Thursday, July 21, 2016

My Father Stefánie

István Friedman survived the Nazis. He moved to America, changed his name, raised a family. Five decades later, he changed his gender, too.

June 13, 2016 

In 2004 Susan Faludi, the Pulitzer Prize winning journalist and feminist writer, was boxing up her notes from a book she was writing about masculinity when she took a break to check her email. “Dear Susan,” the note read, “I’ve got some interesting news for you. I have decided that I have had enough of impersonating a macho aggressive man that I have never been inside.” That man was her 76-year-old father, who was then living in Hungary. He’d just had a sex change operation in Thailand. “My photographer father still preferred the image to the written word.” Ms. Faludi writes. “Attached to the message was a series of snapshots.” Steven Faludi was now Stefánie Faludi and she wanted her daughter to tell her story.
Stefánie and Susan were estranged; they had barely spoken in years when the author received this email. The author’s father had been an “imperious patriarch” and “household despot”—a man Ms. Faludi feared, and whose aggression must have played a pivotal role in her feminism.

Over dinner one evening Ms. Faludi asks Stefánie which has been easier for her: “to be accepted as a woman after being born a man, or to be accepted as a Magyar [Hungarian] after being born a Jew?”

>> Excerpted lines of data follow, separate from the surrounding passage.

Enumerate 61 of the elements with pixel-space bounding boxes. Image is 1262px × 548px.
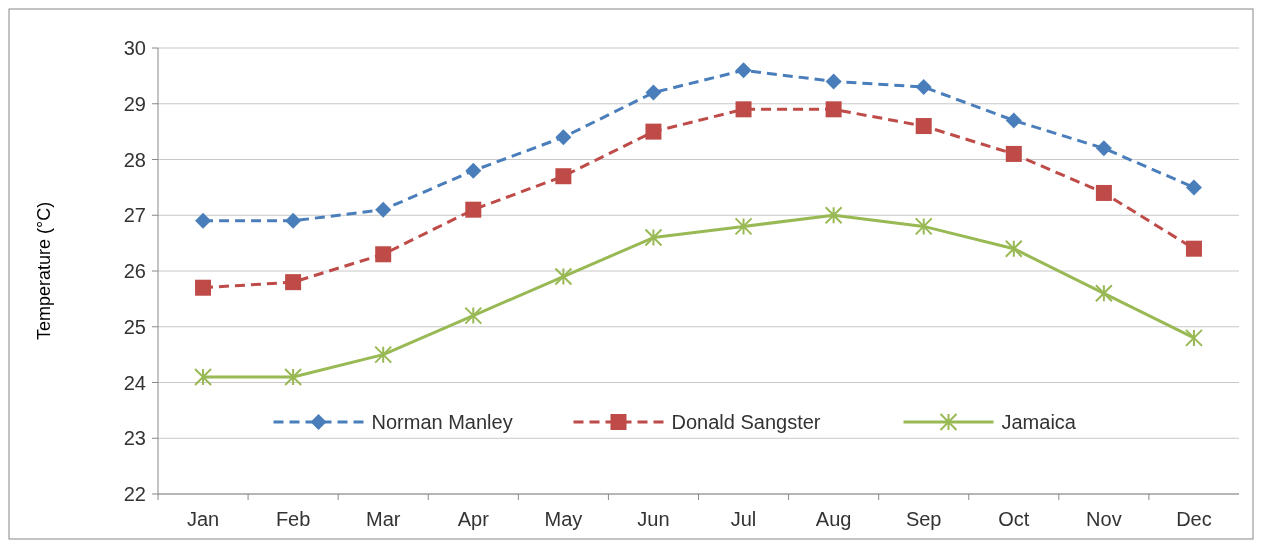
point [735, 101, 752, 118]
x-tick-label: Jul [730, 508, 757, 530]
point [285, 212, 302, 229]
legend-label: Donald Sangster [671, 411, 821, 433]
y-tick-label: 22 [123, 483, 146, 505]
legend-label: Norman Manley [371, 411, 513, 433]
x-tick-label: Apr [457, 508, 490, 530]
x-tick-label: Oct [998, 508, 1030, 530]
point [915, 118, 932, 135]
y-tick-label: 24 [123, 371, 146, 394]
x-tick-label: May [544, 508, 583, 530]
point [464, 306, 483, 325]
point [285, 274, 302, 291]
point [375, 246, 392, 263]
point [1185, 240, 1202, 257]
x-tick-label: Jun [637, 508, 670, 530]
point [284, 367, 303, 386]
y-tick-label: 29 [123, 92, 146, 115]
point [555, 129, 572, 146]
point [825, 73, 842, 90]
y-tick-label: 30 [123, 37, 146, 59]
point [1005, 145, 1022, 162]
x-tick-label: Dec [1176, 508, 1212, 530]
point [1184, 328, 1203, 347]
y-axis-title: Temperature (°C) [34, 201, 54, 341]
y-tick-label: 28 [123, 148, 146, 171]
point [1185, 179, 1202, 196]
point [644, 228, 663, 247]
point [824, 206, 843, 225]
y-tick-label: 26 [123, 260, 146, 282]
point [825, 101, 842, 118]
x-tick-label: Sep [905, 508, 942, 530]
x-tick-label: Nov [1086, 508, 1122, 530]
point [914, 217, 933, 236]
point [1095, 140, 1112, 157]
y-tick-label: 27 [123, 204, 146, 227]
point [1094, 284, 1113, 303]
point [375, 201, 392, 218]
point [735, 62, 752, 79]
point [555, 168, 572, 185]
point [645, 123, 662, 140]
x-tick-label: Mar [365, 508, 401, 530]
point [465, 201, 482, 218]
x-tick-label: Jan [186, 508, 220, 530]
y-tick-label: 23 [123, 427, 146, 450]
point [915, 79, 932, 96]
point [1005, 112, 1022, 129]
point [195, 279, 212, 296]
y-tick-label: 25 [123, 315, 146, 338]
x-tick-label: Aug [815, 508, 852, 530]
point [1095, 184, 1112, 201]
point [194, 367, 213, 386]
point [465, 162, 482, 179]
point [734, 217, 753, 236]
legend-label: Jamaica [1001, 411, 1077, 433]
x-tick-label: Feb [275, 508, 311, 530]
point [554, 267, 573, 286]
point [195, 212, 212, 229]
point [1004, 239, 1023, 258]
point [374, 345, 393, 364]
point [645, 84, 662, 101]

“My father thought about it for a few moments, holding her spoon before her like a hand mirror. ‘As a woman. Because I am a woman–with a birth certificate that says I’m a woman. So I must be a woman.’” When Ms. Faludi asks her father what “identity” means to her, Stefánie responds that “‘it’s what society accepts for you. You have to behave in a way that people accept, otherwise you have enemies. That’s what I do—and I have no problems.’”

The Amazon Description:

From the Pulitzer Prize-winning journalist and bestselling author of Backlash, comes In the Darkroom, an astonishing confrontation with the enigma of her father and the larger riddle of identity consuming our age.

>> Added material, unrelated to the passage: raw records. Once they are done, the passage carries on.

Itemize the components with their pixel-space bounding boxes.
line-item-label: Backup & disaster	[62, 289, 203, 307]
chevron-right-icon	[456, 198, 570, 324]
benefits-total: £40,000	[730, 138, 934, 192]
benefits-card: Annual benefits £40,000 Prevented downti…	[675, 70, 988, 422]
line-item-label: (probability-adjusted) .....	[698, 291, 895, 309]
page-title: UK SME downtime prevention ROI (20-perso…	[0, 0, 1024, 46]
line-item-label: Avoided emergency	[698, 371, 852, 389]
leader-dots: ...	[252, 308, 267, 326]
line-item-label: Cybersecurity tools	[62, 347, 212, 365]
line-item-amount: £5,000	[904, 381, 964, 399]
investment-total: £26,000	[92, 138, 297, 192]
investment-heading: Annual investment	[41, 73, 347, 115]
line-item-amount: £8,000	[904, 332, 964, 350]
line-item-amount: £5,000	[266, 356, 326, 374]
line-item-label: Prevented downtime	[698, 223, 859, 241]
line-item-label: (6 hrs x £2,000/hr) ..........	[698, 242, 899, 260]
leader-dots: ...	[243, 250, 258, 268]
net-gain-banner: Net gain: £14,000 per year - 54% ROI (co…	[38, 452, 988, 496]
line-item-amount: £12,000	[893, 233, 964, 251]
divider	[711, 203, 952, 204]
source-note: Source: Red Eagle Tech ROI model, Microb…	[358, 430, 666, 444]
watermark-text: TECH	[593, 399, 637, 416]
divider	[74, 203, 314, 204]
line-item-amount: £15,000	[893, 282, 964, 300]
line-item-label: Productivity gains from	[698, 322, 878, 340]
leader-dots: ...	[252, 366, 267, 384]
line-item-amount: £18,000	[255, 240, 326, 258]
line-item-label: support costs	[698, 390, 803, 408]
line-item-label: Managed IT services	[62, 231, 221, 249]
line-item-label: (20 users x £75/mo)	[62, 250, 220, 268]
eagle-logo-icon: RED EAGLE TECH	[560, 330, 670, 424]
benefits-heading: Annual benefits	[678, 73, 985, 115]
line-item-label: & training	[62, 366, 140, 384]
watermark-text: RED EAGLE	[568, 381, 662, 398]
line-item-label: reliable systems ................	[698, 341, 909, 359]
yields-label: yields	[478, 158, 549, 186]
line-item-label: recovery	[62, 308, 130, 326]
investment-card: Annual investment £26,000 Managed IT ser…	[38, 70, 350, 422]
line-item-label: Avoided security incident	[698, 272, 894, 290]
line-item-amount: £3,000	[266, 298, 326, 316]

“In the summer of 2004 I set out to investigate someone I scarcely knew, my father. The project began with a grievance, the grievance of a daughter whose parent had absconded from her life. I was in pursuit of a scofflaw, an artful dodger who had skipped out on so many things―obligation, affection, culpability, contrition. I was preparing an indictment, amassing discovery for a trial. But somewhere along the line, the prosecutor became a witness.”